Revenue Note for Guidance
This section is concerned with interest which may be payable by a company to a parent company outside the State. Under section 130(2)(d)(iv) such interest could be treated as a distribution and, therefore, would not be deductible as a trading expense.
As a result of direct foreign investment into Ireland many Irish companies are subsidiaries of foreign companies. The activities of such companies are often financed by monies lent to the Irish entity by the foreign parent and interest is payable to that parent.
Under section 130(2)(d)(iv) such interest, if it were payable to a non-resident company of which the Irish company is a 75 per cent subsidiary or associate, could be treated as a distribution and, therefore, would not be deductible as a trading expense. This section allows such interest to escape the ambit of section 130(2)(d)(iv) if a company so wishes where the interest is payable to a company which is a resident of a tax treaty country, or an EU Member State. In some cases, because of the circumstances of the company and/or the terms of a double taxation agreement, it may be more advantageous to the company to accept the application of section 130(2)(d)(iv). Therefore, the application of the section is at the option of the company.
Since 1 February 2002 the section is extended to yearly interest paid to a non-resident company wherever resident.
(1) “arrangements” are double tax treaties which are given the force of law by way of Government order under section 826(1)(a) or which will have the force of law on completion of the procedures set out in section 826(1).
“relevant territory” is a country which is a member of the EU, a country with which Ireland has a tax treaty in force or a country with which Ireland has signed a tax treaty which has yet to come into force.
“tax” is a tax imposed by a relevant territory which corresponds to Irish corporation tax.
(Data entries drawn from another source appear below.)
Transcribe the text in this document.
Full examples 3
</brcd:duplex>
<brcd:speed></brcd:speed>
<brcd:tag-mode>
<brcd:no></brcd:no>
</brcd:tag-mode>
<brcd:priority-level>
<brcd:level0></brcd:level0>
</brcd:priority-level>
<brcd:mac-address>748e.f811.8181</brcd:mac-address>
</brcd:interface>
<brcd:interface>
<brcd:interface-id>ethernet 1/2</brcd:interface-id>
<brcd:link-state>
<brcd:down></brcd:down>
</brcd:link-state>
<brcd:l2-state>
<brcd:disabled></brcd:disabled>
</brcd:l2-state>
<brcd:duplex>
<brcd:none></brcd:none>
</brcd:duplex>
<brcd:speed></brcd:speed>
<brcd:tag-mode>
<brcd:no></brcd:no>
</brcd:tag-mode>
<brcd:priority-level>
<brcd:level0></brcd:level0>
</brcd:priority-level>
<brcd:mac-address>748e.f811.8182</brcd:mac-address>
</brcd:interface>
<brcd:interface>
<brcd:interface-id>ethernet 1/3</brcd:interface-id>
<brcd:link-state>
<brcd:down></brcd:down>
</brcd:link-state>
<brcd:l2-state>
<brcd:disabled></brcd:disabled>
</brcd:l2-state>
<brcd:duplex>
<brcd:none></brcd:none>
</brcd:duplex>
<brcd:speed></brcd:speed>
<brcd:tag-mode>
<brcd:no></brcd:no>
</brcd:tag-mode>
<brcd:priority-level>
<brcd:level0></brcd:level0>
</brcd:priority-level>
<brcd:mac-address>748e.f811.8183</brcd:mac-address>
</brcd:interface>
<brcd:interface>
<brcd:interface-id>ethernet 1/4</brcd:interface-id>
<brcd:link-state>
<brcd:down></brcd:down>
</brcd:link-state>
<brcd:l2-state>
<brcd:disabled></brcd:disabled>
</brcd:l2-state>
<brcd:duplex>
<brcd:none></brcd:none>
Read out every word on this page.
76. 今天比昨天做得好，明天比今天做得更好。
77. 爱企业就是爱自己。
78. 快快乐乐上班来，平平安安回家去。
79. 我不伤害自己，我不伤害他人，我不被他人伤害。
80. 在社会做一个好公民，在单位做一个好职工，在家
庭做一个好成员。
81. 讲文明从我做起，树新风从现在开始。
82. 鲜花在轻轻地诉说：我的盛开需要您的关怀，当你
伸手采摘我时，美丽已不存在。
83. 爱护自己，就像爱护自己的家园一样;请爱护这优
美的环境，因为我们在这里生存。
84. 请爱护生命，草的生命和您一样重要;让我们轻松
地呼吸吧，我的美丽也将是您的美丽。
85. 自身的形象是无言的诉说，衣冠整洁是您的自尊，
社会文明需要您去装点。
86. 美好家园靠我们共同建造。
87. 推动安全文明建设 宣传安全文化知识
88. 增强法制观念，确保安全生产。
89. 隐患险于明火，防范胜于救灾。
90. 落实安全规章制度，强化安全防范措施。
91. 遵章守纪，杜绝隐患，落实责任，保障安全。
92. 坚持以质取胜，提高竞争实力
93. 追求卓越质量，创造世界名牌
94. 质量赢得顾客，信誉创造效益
Where a tax treaty is in force or there is a signed tax treaty which has yet to come into force with a relevant territory the rules of the tax treaty apply in determining whether the company is a resident of that territory. Where the country is an EU Member State and there is no tax treaty with that Member State the tax law of the country concerned determines whether the company is a resident of that country.
(2) The interest to which the section applies is interest which is a distribution by virtue only of section 130(2)(d)(iv). It must, therefore, be interest payable to a non-resident company of which the Irish company is a 75 per cent subsidiary or associate. The word “only” is important in that it ensures that any excess interest is not covered by this section and is, in fact, treated as a distribution under section 130(2)(d)(iii)(II) which is designed to catch an excess over what is a “reasonable commercial return” on a loan.
The interest concerned must also be payable by a company in the course of its trade and be deductible for tax purposes but for the rule in section 130(2)(d)(iv). Excluding the application of section 130(2)(d)(iv) should result in the interest being treated as a trading expense.
The interest must be payable to a company resident in a EU Member State, resident in a country with which Ireland has a double taxation agreement in force or resident in a country with which Ireland has signed a double taxation agreement.
The company has to claim the benefit of the section and that where it does so, the interest is excluded from the ambit of section 130(2)(d)(iv).
(3A) The interest concerned must also be payable by a company in the course of its trade and be deductible for tax purposes but for the rule in section 130(2)(d)(iv). Excluding the application of section 130(2)(d)(iv) should result in the interest being treated as a trading expense.
Yearly interest payable to a company resident in a country with which Ireland has a double taxation agreement or another EU Member State is dealt with in subsection (3) and is not within subsection (3A).
(4) An election has to be in writing and has to be submitted with the company’s return of profits for the period in question.